Super attacking shots from Joel, he knows James is suffering, goes for the jugular, 10/8 two game ball, both saved, but it’s still the Welsh that clinches that crucial game 12/10… 6 winners each. But the strokes make the difference…
The 5th, James is struggling in the first quarter of the game, three errors d’entrée, at the start, 4/1. Mini second wind for the English, 4/4. 6/6. James is running on fumes, but the accuracy, the game plan are still in place. Two errors at a crucial moment, and it’s 10/6 match balls for the Golden Tiger.
The crowd is going mad, seriously, they are supporting the Old Timer, going for the Underdog, and they are pushing him to save not one, not two, but three match balls. But a ball that lands in the middle of James’ legs, and the ref cannot call anything but stroke.
James, gracious as ever, smiles and salutes his opponent.
And as he accepts to talk to me after such a brutal match, he is smiling, we are crying, laughing, while he is jumping up and down before running to his flight home. ‘Fram, if I don’t do it, now, I’m going going to be able to walk for six months!”
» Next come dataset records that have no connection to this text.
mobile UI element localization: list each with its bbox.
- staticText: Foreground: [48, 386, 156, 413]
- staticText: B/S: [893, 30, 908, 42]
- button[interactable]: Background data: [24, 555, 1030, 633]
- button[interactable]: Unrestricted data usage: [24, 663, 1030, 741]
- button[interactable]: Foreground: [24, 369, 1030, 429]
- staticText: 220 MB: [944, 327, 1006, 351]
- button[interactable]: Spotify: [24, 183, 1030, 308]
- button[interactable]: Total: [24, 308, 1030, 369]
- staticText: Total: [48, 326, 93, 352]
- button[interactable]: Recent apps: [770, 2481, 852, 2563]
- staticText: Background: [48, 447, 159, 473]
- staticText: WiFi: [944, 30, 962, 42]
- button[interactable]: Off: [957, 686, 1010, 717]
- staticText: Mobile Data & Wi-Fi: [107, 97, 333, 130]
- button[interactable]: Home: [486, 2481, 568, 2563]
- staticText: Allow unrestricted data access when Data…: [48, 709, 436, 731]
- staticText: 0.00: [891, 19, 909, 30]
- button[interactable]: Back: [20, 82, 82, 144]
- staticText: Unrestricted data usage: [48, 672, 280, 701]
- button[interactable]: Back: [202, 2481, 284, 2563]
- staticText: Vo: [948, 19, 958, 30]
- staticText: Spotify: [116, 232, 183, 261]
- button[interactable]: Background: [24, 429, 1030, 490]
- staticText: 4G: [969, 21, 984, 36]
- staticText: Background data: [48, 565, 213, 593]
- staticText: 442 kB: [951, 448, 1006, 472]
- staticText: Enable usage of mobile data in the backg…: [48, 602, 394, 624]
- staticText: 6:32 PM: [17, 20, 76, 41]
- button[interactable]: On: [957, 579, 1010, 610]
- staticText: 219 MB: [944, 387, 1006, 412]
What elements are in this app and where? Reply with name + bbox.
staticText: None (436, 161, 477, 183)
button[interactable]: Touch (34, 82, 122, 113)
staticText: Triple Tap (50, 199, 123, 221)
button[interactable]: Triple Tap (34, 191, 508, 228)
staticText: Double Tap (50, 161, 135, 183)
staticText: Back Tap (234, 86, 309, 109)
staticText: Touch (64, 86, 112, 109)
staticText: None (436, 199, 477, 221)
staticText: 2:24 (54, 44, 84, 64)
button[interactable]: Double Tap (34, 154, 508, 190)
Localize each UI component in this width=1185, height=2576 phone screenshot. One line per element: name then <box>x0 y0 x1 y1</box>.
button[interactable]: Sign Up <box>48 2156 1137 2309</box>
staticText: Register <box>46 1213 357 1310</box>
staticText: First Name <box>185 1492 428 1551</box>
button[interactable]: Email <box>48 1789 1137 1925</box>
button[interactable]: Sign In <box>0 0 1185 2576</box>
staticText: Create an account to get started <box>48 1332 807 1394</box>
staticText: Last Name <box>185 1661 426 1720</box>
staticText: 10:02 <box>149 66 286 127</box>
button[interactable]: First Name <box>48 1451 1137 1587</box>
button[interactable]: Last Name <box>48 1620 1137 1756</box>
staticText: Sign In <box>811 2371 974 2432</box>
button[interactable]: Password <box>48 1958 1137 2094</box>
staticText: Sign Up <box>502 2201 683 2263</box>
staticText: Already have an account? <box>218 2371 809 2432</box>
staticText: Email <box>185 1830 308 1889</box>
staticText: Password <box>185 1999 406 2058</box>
Elegance is an attitude. And if one day, someone creates a perfume called Class, we’ll just have to put James in a bottle, et voilà.
James
We go back a long way don’t we Fram, we passed half our lives chatting like this…
It’s always very hard to play in the first game against Joel. I have to whistand a bit, as I cannot open up, it’s asking a lot of questions, and I can’t find the openings.
Then in the second, I’m finding the pace a bit better, but then, he managed to reverse the momentum, he stopped me, and I had the impression to be in the first game again.
But at that point, he did enough damage physically, I couldn’t step up and reverse it…
It was a battle of two different styles, and in the fifth, it’s a shame I couldn’t find the control in the middle section.
Shame, playing another quarter final would have been nice, but we had a good response from the crowd, which is always good….
Joel
I had to put my body on the line.
The accuracy wasn’t there, or that’s what it feels like against James, covering so much of the court from the first point straight through to the last basically. I just had to keep fighting, trying to keep the intensity in it and take my chances when I got them, even though there was few of them. I worked hard for that definitely.
He was just leaving the ball so short and deep, the purchase he was getting on the ball once it softened up and the quality was a joke. If there was a bit more bounce in it then I had chance to get a few more balls back. Just hard all the way through.
I got 10-6 up and then he put three perfect rallies together. Hit his back corners perfectly and then followed up with a straight drop, I couldn’t get near.
I’ve got through to mostly quarter finals and a couple of semis this year – I need to push on from here really. I’ve done well against Tarek before, lost in five tight in Qatar, so I just need to get my body recovered and get stuck in tomorrow.